In another case the buyers asked the court for a declaration they could rescind the purchase contract and get a refund of their deposit on the basis of two registered easements for storm and sanitary sewers. The buyers’ application was dismissed.
In another case, buyers got hit with a judgment for $430,000 after they refused to close a purchase due to typical registered utility easements.
But there have also been cases where registered easements were found to entitle the buyers to back out of their purchase agreements. The cases turn on whether the easements materially affect the use of the property.
Back in 2007, a buyer contracted to buy a Toronto property and paid a deposit of $60,000.
The title search revealed a 20-foot wide easement for storm and sanitary sewers covering 3,400 square feet which was most of the rear garden, and 26 per cent of the entire lot. In addition, a two-storey gazebo was sitting on top of the easement.
The buyer went to court to rescind the agreement. Justice Maureen Forestell set out the four legal tests for whether an easement materially affects the use of the property:
1) the location of the easement; 2) its size; 3) the point of access; and 4) the owner’s enjoyment of the property.
Justice Forestell found that the yard — an integral part of the enjoyment of the residential property — might have to be dug up to access the sewers. She decided in favour of the buyer and ordered the return of the deposit.
Another easement case went to the Court of Appeal in 2018. A buyer agreed to buy a property in Kleinberg. In the agreement, the buyer acknowledged the existence of an easement in favour of TransCanada Pipeline (TCPL). But there was an undisclosed, second easement registered on title that ran directly under the swimming pool, patio and cabana.

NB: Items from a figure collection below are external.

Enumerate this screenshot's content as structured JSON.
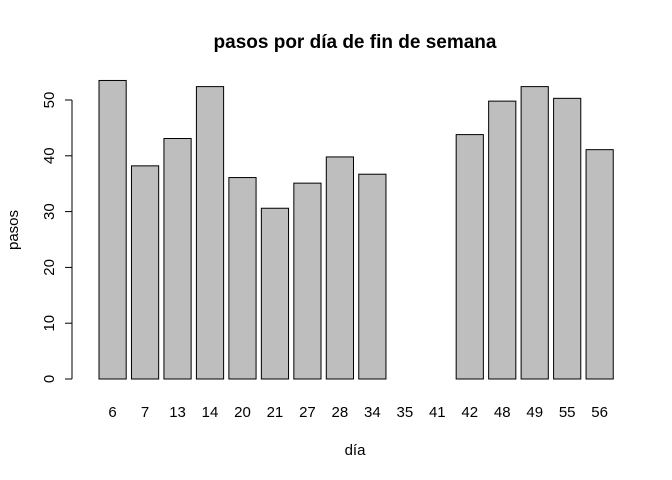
{
  "chart_data": {
    "type": "bar",
    "title": "pasos por día de fin de semana",
    "xlabel": "día",
    "ylabel": "pasos",
    "categories": [
      "6",
      "7",
      "13",
      "14",
      "20",
      "21",
      "27",
      "28",
      "34",
      "35",
      "41",
      "42",
      "48",
      "49",
      "55",
      "56"
    ],
    "values": [
      53.5,
      38.2,
      43.1,
      52.4,
      36.1,
      30.6,
      35.1,
      39.8,
      36.7,
      null,
      null,
      43.8,
      49.8,
      52.4,
      50.3,
      41.1
    ],
    "ylim": [
      0,
      55
    ],
    "yticks": [
      0,
      10,
      20,
      30,
      40,
      50
    ],
    "grid": false,
    "legend": "none",
    "bar_color": "#bebebe",
    "bar_edge_color": "#000000"
  }
}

A letter agreement, also on title, required the owner to sign a further agreement with TCPL acknowledging that it had the right to remove the pool and cabana if necessary, with costs shared between the pipeline and the owners.
The purchase and sale agreement made no reference to the second TCPL easement or ongoing litigation between the owner and TCPL.
When this came to the buyer’s attention, he requested the return of his $50,000 deposit and the sellers refused.
At the court hearing in 2016, Justice Robert Charney ruled that the undisclosed easement could significantly affect the buyer’s use and enjoyment of the property. He ordered the return of the $50,000 deposit. The Court of Appeal dismissed the seller’s appeal.
Bob Aaron is a Toronto real estate lawyer and frequent speaker to groups of home buyers and real estate agents.